I did it again! I collected another series of images, and now I have three days’ worth of adventures to share. Yesterday, I spent time exploring the surrounding areas of Watson Lake. I found another, much larger water body, that is called “Second Wye Lake”, and spent some time with Bonaparte’s Gulls and Common Goldeneyes there. I followed this session with a drive to the northern shore of the first Wye Lake and enjoyed spending time with the birds on a different part of the lake.

The original settlement of Watson Lake was not at its present-day location. It was at a larger lake several miles to the north and is still the site of their airport, though I doubt large commercial airliners use it much. When the Alaska Highway was finished, it made more sense to establish a new settlement at the “Wye” shaped intersection where the two roads met. I drove the eight miles from Wye Lake to investigate it, but the birds were scarce there. Still, the most interesting birds for me were concentrated at Wye Lake. I settled in for a second night’s stay at the Signpost Forest, and I did my best to groom my images, but even with that chore there remained much work to be done.
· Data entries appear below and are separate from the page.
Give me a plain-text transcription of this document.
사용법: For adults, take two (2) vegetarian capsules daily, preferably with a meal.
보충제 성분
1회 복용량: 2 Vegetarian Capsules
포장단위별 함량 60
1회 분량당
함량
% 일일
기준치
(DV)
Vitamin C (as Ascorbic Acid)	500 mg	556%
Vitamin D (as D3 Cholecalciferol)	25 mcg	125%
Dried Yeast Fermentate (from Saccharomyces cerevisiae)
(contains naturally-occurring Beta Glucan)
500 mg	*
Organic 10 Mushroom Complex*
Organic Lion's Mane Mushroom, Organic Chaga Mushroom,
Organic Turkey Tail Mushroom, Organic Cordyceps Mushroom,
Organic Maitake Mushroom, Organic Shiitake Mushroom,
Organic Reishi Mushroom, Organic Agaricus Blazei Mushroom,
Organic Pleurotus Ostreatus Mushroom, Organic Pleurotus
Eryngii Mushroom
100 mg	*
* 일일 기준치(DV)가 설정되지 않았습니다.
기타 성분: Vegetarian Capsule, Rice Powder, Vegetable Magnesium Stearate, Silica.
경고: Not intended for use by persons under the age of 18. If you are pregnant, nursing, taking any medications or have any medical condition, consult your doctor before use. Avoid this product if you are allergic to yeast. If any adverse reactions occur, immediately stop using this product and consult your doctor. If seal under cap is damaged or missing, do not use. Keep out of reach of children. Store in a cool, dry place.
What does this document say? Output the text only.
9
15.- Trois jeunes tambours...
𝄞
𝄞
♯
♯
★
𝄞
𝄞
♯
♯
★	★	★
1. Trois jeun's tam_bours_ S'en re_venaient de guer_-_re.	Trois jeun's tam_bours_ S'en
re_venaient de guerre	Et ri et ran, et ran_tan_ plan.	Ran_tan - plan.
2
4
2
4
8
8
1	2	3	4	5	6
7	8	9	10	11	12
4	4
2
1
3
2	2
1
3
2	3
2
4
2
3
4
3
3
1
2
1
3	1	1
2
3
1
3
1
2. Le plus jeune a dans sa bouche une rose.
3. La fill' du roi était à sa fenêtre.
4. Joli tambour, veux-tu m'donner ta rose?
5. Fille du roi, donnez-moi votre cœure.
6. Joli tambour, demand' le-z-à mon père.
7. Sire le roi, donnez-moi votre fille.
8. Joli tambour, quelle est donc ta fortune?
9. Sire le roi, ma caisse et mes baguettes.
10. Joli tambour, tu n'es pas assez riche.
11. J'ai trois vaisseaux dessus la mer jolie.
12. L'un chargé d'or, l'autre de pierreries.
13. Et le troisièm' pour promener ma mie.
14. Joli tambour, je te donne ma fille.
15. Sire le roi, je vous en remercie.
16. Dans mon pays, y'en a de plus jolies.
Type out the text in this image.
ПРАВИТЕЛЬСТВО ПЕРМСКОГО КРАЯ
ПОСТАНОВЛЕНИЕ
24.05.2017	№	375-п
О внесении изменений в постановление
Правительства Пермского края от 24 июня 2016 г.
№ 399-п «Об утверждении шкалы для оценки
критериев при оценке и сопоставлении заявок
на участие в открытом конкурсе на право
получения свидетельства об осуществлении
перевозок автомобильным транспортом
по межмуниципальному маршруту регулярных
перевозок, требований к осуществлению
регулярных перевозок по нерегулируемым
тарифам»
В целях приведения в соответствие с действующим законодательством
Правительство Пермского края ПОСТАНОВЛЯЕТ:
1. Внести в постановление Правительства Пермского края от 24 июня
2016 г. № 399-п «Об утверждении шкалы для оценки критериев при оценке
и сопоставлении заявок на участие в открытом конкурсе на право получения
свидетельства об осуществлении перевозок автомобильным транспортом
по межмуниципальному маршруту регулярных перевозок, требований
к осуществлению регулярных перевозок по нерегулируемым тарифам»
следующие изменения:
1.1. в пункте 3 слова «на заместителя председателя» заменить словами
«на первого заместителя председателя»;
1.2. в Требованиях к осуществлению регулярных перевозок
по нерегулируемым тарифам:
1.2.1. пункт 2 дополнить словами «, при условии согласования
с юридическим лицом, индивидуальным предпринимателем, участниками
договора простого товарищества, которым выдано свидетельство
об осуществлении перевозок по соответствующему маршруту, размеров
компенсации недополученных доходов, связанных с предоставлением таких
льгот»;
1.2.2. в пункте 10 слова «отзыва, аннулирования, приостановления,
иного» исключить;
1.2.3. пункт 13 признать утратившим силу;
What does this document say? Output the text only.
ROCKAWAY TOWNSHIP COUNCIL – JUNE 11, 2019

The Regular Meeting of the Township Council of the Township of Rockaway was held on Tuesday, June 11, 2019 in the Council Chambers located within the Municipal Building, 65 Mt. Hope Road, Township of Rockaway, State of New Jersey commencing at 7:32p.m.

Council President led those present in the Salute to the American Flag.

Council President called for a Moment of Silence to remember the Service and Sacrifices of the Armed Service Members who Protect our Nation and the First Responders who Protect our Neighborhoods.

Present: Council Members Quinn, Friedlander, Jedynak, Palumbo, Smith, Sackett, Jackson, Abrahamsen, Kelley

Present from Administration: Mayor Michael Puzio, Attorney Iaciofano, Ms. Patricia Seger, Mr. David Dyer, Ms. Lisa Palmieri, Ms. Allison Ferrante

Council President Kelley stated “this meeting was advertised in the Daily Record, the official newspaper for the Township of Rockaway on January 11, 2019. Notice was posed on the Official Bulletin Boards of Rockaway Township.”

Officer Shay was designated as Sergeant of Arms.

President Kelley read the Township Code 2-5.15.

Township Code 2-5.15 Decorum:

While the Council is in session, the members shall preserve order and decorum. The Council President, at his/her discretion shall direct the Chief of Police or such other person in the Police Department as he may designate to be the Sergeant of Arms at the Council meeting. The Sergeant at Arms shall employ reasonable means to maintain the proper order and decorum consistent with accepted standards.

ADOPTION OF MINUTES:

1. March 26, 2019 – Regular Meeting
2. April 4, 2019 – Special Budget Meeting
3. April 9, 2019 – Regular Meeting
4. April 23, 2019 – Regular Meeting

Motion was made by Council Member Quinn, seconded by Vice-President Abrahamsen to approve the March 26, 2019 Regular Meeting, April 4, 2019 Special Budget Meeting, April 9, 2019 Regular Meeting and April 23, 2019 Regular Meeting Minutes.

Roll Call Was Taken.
Watson Lake was a lovely oasis for me, but it was time to put some miles down and get headed north again, or rather west. It’s a five-hour drive to Whitehorse (274 miles), but I stopped to visit birds along the way where I could. I spent the night in Teslin at the roadside boat launch next to the bridge leading into town. I worked the rest of the afternoon playing catch up with my blogs, and Thursday morning I found breakfast just over the bridge before finishing my journey to Whitehorse. But that will be where I begin my next story.